Southern California's soggy week will continue Friday with another rainstorm that is expected to stretch into the weekend, the National Weather Service said.
A storm that is expected to drop about a quarter-inch of rain along the coast and up to three-quarters of an inch in the local mountains should arrive Friday night and bring showers through Saturday afternoon, said weather specialist Stuart Seto.
The cold storm could drop snow levels down to 5,000 feet and dust the Grapevine, though not enough to cause problems, Seto said. The dry weather will return for a couple of days, but the potential for more rain arrives Tuesday night.
"It's not going to last forever, though," Seto said.
Indeed, the current series of storms is a departure from what has so far been a below-average year for rainfall in Southern California.
Since March 1, downtown Los Angeles has seen about 1.21 inches of rainfall — somewhat close to the historic average for the month of 1.39 inches, Seto said.
The rain has been heavy at times and caused problems. On Thursday, Topanga Canyon Boulevard was closed after a mudslide was reported about 1:45 a.m., the California Highway Patrol said. The canyon's fire-scarred hillsides were vulnerable to saturation and gave way, the California Department of Transportation said.

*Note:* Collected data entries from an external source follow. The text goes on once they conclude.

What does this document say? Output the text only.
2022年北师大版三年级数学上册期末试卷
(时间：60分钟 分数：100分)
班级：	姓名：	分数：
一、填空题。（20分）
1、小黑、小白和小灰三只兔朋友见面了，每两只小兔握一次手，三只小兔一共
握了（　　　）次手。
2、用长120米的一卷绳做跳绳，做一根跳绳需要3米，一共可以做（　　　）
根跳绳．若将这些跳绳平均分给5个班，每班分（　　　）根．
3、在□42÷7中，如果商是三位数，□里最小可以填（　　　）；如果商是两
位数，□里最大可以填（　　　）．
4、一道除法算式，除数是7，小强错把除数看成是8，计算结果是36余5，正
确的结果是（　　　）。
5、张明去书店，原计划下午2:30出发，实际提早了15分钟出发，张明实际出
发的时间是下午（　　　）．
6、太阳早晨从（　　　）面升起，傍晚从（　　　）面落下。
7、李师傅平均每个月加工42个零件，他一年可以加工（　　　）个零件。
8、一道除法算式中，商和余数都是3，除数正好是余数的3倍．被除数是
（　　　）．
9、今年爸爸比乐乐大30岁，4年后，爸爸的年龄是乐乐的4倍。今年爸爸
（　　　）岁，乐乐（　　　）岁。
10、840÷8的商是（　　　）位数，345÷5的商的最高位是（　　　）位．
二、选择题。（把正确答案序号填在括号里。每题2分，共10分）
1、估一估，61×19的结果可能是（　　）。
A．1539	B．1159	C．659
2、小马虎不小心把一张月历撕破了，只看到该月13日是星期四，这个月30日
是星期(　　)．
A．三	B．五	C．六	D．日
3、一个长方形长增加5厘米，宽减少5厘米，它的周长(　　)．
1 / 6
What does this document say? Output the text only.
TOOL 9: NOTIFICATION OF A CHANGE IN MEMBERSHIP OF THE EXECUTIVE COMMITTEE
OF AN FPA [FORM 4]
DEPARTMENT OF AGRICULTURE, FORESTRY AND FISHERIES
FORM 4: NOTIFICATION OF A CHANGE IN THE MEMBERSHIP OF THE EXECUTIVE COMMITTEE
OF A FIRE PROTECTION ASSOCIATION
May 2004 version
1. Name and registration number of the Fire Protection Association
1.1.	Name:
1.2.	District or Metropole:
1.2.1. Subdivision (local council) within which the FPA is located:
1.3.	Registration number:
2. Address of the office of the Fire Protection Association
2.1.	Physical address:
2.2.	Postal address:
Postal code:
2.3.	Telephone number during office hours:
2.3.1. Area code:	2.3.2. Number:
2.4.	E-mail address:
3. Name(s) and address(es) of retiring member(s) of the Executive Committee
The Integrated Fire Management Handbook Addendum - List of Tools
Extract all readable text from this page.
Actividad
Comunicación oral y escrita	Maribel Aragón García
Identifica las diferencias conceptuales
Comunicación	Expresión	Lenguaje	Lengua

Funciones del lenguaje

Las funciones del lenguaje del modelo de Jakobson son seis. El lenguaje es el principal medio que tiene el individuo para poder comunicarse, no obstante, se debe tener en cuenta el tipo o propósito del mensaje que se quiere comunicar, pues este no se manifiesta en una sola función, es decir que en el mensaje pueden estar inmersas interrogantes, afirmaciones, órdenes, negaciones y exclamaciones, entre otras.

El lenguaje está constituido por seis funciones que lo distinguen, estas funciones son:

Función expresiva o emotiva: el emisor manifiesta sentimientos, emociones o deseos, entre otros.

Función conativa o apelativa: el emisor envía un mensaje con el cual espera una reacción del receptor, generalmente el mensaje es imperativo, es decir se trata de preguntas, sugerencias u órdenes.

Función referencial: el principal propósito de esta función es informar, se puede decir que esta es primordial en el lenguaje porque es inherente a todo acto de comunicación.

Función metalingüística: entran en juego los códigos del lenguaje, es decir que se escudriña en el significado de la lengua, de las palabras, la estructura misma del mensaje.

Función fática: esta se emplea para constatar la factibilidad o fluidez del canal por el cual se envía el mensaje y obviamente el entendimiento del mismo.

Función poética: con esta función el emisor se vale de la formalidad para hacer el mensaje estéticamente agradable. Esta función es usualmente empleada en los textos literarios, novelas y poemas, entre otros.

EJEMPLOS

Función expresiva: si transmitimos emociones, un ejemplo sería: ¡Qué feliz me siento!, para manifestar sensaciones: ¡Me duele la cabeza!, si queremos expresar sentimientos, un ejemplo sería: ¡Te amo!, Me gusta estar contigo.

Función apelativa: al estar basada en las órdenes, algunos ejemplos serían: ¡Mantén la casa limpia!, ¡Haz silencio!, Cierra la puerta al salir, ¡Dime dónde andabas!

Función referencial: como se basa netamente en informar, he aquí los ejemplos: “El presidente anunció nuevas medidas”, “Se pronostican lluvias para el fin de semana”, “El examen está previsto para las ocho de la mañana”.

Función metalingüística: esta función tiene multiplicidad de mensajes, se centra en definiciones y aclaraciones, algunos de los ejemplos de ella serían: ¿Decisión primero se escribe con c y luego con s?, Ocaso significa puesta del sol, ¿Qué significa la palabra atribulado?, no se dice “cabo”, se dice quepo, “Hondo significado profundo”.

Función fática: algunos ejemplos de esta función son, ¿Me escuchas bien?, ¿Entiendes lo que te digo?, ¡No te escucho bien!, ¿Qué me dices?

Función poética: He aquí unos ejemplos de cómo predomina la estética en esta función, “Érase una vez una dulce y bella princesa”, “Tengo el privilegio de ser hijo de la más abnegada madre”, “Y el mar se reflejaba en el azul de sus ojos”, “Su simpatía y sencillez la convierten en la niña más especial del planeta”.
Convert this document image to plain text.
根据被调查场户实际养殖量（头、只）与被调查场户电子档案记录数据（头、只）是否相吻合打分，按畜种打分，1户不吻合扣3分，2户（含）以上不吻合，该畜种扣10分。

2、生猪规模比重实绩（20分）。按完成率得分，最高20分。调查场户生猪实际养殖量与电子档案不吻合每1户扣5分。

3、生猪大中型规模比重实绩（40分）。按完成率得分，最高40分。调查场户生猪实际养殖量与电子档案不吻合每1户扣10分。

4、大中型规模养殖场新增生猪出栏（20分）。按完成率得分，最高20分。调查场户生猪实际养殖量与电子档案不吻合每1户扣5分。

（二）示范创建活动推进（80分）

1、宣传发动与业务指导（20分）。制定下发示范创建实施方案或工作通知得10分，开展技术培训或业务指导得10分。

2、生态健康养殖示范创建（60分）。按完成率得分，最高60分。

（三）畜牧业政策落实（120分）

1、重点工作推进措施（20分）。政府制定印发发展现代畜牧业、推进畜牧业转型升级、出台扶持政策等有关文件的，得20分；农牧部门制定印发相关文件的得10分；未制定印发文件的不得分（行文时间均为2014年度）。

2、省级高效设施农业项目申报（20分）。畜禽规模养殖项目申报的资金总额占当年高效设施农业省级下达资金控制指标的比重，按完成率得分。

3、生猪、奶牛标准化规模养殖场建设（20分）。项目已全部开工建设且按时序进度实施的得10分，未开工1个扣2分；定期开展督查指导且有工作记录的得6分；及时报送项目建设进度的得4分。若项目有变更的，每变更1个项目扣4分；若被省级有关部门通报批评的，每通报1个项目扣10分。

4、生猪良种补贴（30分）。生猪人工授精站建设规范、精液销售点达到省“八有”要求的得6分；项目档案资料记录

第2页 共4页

Slopes burned in every Southern California county last year, leaving many areas, and some entire neighborhoods, vulnerable to debris flows in heavy rains.
But outside of significant storms in November, January and this month, big storms have not really materialized in the Southland as they did last year.
Since Oct. 1, downtown L.A. has received 3.13 inches of rain; the historic average is 12.34 inches. Last year, amid the wettest winter in decades, downtown had already received 18.50 inches by this point in the year.
Coastal and inland areas aren’t faring much better. Santa Barbara has received 5.25 inches of rain since Oct. 1; the typical average by this point is about 14.5 inches, according to National Weather Service data. Palmdale had received 0.99 inches of rain since Oct. 1 as of Thursday, well below its average of more than 6.5 inches.
Is this a 'March miracle'?
Even with this week's rain and another storm due next week, and possibly more later, it doesn't mean that California is receiving a "March miracle" of rainfall that will help us for the rest of the year, said David Rizzardo, chief of California's water supply forecasting.
"It's been dry despite a good March, and it's asking a lot to make up for it all in one month, but it's encouraging," Rizzardo said.
This month is considered the end of the state's traditional rain season, meaning that all the rain and snow from now until April 1 is expected to be pretty much it for Central Valley farmers and wildlife that depends on winter runoff filling the state's rivers for the spring and summer ahead.
As of Thursday, many of the state's major reservoirs were in good shape for the year, thanks to last year's storms, Rizzardo said. Reservoirs at Lake Shasta, Don Pedro and Pine Flat were all at or above their historical average for this week.
But those numbers hide the enduring long-term ills California continues to suffer from its stubborn drought.
On Thursday, the U.S. Drought Monitor, a weekly report generated by multiple federal agencies, put 22% of California into its "severe drought" category. A section of Ventura County was considered in "extreme drought," the worst condition anywhere in the state.
The driest parts of the state reach from Ventura County north into Fresno, Madera and Mariposa counties in the Central Valley, according to the report.
Meanwhile, the forests continue to die. In December, the U.S. Forest Service announced that an additional 27 million conifers had died in the state since November 2016. Since the beginning of the drought, the weather and the bark beetle infestation it has fueled has killed 129 million trees in California.
"Even though you have these extreme swings with really, really wet years, it doesn't solve the overall dry picture," Rizzardo said.
Marching toward a bigger snowpack
If it weren't for last year's winter, the state's reservoirs would be much more parched come this summer, experts say.
About a third of California's water supply comes from the snowpack that builds in the Sierra Nevada every winter, and by the end of February, things were looking grim.
"We were looking pretty bad there…. It was starting to look very similar to 2015 and 1977, which are our historic dry years," Rizzardo said.
On March 1, the statewide snowpack sat at about 25% of average, Rizzardo said. Thanks to storms these last two weeks, it has since climbed to 40%.
More storms could add even more powder to the mountaintops. The National Weather Service predicts that the mountains above Interstate 80 in the northern Sierra Nevada could get up to 5 feet of snow through Saturday.
"Let's say we end up in the 60% or 70% range — that's still below average," Rizzardo said. "The point is, I think just as Californians is, we've got to conserve a lot better."